No, it's going to be about murdering bishops, capturing queens and pillaging pawns from now on - death to the king!

Thursday, December 08, 2011

Not playing

There something about the way the boy looks when he's lying down that makes him seem so much older.  Standing up it's clear he's a half-pint; lying down all stretched out with his long legs and his baby face pulled back by gravity he's shockingly much more grown up than I think I thought he should be.

Anyway, so all this growing up has clearly been happening right under our noses and while we've been blithely purchasing longer trousers and bigger shoes and helping him read and write and swim and... well, all the things a growing 5 year old might do, we've somehow failed to notice.

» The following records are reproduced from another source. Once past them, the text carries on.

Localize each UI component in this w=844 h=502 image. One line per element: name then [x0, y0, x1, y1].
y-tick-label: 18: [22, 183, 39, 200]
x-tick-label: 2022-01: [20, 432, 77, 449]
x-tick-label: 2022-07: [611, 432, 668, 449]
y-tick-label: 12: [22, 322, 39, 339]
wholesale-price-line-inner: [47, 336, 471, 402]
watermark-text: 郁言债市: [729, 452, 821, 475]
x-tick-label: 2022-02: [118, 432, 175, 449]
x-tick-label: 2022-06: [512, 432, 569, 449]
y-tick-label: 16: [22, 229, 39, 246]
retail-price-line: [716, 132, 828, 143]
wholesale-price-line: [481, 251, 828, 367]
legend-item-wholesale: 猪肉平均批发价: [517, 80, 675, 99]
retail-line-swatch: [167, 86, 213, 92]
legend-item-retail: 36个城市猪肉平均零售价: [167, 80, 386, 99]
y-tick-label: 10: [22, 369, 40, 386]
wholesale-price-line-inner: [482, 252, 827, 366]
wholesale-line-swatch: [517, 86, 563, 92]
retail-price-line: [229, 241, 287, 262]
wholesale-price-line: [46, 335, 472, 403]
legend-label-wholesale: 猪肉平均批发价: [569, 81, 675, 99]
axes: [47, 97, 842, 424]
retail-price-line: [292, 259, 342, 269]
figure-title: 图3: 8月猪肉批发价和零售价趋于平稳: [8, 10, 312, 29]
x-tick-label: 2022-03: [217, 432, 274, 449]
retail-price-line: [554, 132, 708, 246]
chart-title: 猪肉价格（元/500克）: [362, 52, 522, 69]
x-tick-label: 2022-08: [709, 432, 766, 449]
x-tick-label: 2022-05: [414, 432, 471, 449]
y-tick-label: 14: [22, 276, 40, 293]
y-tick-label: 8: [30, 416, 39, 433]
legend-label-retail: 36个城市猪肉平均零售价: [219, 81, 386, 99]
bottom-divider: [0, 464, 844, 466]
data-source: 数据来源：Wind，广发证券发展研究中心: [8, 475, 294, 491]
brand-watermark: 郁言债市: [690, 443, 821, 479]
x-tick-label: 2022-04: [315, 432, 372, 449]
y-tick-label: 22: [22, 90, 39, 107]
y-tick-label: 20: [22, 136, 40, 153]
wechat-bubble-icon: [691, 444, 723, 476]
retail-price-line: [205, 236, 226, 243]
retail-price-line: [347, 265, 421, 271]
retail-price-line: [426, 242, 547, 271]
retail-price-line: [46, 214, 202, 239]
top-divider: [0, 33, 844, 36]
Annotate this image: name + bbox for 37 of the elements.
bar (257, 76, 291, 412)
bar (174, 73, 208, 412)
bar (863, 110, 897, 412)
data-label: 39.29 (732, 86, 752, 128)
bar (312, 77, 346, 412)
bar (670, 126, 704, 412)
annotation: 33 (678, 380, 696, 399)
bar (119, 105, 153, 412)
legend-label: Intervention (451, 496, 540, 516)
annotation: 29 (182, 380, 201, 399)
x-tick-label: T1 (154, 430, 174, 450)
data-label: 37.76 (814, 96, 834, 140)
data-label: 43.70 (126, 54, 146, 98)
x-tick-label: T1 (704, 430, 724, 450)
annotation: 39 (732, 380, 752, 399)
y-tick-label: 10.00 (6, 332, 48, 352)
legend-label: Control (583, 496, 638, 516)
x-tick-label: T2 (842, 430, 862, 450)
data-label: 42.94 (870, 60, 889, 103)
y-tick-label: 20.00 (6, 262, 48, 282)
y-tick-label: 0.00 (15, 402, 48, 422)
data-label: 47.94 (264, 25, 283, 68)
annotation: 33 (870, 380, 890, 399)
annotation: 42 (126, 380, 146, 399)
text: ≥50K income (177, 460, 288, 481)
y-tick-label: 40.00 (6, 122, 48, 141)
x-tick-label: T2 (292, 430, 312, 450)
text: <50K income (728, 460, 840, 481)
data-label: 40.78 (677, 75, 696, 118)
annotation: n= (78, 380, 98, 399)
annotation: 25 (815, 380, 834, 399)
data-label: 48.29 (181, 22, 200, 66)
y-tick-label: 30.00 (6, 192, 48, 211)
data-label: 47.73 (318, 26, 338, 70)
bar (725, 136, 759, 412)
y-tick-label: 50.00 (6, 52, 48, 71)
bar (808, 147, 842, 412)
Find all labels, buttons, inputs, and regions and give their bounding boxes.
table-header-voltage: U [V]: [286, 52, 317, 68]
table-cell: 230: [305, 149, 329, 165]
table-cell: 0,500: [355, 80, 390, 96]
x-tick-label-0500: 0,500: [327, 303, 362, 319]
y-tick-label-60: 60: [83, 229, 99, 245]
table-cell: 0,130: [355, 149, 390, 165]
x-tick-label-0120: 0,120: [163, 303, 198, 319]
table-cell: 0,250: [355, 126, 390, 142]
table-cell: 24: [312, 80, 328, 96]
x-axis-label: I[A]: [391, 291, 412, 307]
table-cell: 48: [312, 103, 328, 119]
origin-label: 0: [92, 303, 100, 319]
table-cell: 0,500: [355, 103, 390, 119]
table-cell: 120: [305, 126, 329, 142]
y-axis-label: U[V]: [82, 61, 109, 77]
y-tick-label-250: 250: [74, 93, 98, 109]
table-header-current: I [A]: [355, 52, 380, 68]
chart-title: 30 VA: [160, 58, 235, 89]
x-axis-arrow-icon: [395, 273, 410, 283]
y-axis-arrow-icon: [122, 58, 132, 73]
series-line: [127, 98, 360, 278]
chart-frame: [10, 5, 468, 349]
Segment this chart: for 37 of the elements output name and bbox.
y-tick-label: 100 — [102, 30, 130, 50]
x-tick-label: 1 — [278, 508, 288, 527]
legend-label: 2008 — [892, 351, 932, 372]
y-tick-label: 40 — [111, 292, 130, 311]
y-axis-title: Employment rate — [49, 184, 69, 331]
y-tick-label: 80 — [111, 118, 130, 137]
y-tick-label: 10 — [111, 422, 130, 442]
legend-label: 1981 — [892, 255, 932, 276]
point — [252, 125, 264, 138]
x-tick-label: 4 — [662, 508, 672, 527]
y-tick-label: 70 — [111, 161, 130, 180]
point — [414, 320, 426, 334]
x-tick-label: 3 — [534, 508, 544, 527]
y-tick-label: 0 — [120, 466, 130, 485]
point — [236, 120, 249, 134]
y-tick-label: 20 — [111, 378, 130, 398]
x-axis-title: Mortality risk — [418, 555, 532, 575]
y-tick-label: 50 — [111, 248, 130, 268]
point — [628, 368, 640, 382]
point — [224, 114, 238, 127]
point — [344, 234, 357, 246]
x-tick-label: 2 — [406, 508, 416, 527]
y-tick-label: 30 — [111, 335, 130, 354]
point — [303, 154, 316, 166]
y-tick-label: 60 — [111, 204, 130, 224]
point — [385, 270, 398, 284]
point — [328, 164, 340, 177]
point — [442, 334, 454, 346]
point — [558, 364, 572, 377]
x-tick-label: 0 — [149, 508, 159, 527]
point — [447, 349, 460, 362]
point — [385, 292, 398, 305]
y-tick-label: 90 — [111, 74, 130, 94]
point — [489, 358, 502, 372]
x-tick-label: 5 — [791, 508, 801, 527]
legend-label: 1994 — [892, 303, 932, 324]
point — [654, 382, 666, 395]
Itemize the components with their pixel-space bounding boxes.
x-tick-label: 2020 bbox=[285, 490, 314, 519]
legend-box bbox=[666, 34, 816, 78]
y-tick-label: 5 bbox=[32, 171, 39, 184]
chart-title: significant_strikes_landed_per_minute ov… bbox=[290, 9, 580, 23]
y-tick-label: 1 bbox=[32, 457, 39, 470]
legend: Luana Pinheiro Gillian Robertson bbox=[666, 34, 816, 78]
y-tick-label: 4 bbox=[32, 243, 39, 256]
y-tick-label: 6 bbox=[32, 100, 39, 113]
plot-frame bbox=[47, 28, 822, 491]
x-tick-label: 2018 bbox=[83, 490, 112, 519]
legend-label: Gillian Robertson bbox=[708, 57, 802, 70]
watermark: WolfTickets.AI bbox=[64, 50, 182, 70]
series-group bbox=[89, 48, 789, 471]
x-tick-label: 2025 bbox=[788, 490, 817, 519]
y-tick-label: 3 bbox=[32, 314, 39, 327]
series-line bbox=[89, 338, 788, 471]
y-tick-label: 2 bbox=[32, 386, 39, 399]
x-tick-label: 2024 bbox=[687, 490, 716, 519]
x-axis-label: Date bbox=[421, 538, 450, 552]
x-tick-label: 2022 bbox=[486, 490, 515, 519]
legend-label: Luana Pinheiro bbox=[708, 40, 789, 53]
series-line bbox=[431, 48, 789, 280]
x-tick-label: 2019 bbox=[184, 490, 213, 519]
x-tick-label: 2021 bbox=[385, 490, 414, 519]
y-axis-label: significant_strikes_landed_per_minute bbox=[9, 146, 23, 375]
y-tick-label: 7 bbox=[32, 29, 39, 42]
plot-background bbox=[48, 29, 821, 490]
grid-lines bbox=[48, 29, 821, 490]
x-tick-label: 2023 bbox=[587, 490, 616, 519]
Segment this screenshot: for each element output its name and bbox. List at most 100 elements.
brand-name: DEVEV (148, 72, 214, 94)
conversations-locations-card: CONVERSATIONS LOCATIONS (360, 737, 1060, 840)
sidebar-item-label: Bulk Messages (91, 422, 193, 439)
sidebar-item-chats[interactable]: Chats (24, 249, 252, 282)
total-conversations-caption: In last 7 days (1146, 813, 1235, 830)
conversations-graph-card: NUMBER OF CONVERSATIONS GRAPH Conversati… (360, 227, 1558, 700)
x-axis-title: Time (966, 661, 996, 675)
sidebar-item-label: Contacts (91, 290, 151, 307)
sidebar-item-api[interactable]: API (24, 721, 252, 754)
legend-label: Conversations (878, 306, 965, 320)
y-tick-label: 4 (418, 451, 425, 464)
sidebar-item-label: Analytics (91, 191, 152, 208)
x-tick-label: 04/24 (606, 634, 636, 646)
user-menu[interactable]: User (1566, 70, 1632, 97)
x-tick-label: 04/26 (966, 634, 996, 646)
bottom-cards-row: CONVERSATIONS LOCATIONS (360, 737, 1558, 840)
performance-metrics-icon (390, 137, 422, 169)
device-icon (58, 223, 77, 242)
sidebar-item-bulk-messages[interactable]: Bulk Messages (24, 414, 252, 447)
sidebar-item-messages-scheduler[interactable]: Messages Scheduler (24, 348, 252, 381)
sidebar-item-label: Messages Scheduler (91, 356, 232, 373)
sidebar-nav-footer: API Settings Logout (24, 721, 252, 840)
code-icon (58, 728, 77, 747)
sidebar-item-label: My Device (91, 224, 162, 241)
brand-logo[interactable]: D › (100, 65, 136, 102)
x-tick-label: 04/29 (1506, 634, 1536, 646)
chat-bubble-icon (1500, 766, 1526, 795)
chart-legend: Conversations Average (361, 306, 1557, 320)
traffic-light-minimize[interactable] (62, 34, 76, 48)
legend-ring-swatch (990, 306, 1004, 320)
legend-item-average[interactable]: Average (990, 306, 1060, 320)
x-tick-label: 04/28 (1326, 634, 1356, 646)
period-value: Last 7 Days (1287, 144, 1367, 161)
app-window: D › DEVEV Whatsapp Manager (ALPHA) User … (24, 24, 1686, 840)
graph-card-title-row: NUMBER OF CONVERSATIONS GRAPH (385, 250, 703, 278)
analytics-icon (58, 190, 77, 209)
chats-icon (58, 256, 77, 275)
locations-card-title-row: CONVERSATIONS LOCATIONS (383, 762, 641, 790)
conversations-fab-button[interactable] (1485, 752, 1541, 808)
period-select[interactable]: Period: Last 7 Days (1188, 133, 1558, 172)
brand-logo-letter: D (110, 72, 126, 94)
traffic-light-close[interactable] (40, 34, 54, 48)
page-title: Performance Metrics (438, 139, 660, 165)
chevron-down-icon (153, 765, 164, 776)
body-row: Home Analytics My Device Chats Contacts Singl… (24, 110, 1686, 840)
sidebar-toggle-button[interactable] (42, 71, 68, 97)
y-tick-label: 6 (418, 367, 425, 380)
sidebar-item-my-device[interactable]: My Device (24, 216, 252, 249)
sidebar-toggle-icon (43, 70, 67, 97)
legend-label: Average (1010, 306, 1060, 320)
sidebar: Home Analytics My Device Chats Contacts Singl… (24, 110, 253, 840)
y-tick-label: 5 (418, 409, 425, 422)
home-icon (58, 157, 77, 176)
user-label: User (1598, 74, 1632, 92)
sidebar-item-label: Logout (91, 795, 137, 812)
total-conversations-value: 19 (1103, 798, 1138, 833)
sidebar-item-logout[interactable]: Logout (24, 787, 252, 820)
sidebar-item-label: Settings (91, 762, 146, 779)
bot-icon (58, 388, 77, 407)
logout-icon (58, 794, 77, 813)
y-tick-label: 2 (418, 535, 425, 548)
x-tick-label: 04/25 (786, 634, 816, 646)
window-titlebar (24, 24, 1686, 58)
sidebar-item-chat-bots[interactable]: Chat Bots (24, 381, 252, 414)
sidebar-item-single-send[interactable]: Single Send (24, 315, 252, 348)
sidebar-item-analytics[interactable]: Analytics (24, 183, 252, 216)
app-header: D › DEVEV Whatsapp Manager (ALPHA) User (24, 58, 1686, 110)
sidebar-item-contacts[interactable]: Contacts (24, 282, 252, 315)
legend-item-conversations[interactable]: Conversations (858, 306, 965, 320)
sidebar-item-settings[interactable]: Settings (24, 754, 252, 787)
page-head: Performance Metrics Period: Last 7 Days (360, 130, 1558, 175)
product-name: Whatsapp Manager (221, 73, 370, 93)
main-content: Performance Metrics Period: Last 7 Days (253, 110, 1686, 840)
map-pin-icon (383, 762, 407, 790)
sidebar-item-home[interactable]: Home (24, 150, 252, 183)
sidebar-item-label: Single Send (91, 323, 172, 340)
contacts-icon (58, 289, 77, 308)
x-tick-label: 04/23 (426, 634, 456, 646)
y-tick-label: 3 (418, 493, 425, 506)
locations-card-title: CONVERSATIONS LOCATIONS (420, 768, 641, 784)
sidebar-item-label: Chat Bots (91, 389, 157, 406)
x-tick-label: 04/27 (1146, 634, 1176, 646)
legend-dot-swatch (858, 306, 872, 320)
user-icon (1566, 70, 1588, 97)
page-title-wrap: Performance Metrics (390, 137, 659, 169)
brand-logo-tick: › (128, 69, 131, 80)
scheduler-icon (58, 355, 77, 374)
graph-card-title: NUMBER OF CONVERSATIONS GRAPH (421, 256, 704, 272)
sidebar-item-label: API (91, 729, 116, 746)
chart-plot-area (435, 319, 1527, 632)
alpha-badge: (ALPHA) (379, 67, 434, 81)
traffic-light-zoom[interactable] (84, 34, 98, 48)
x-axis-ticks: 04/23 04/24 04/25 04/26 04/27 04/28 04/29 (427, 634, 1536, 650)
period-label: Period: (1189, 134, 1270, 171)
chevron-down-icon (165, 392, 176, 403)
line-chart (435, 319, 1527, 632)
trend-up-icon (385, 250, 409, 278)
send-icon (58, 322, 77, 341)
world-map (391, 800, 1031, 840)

It's just that so much has remained the same.  He still loves his trainset - in fact we're buying Brio for Christmas for the 3rd year in a row.  He still has warm milk at bedtime, he still loves Peppa Pig and busses and the Transport Museum - and he still hates to dress up.

For some inexplicable reason, we've managed to avoid the Nativity Play for the past two years - his last nursery didn't engage in anything so overtly religious; however he is now in a full on church school and has been coming home singing songs about Baby Jesus for the past two weeks.  This has culminated in a letter requesting the construction of a costume - angel or shepherd.  He's chosen shepherd (thankfully; not sure I would be very good at making wings or that he'd be good at wearing them...).

He might have chosen a shepherd's outfit, but he's not going to wear it - and we all know that.  I know it.  His Dad knows it.  His teacher knows it.  All his friends know it and he knows it - although he's not admitting to it at the moment.  So, even though we all know that this is a total fantasy, I am making the costume.  I am even making the headdress.  I may even make a shepherd's crook, who knows.

What we do know is that the outcome will be a total repeat of the last nursery play, the one from the lovely Montessori he was at for a few months, where we made a costume and packed it up and he wholly and completely failed to wear it.

In fact, I'm going to post the picture up again, because I'm 100% certain that, barring the age of the children around him, this is the picture I will take at the nativity play next week; Charlie in his normal clothes, sat tearfully on someones lap, mouthing the words to the song while all around him, pixelated children sing loudly and do all the right hand-gestures.


And, I will be delighted; proof that he's still actually quite a little boy... at least for a while.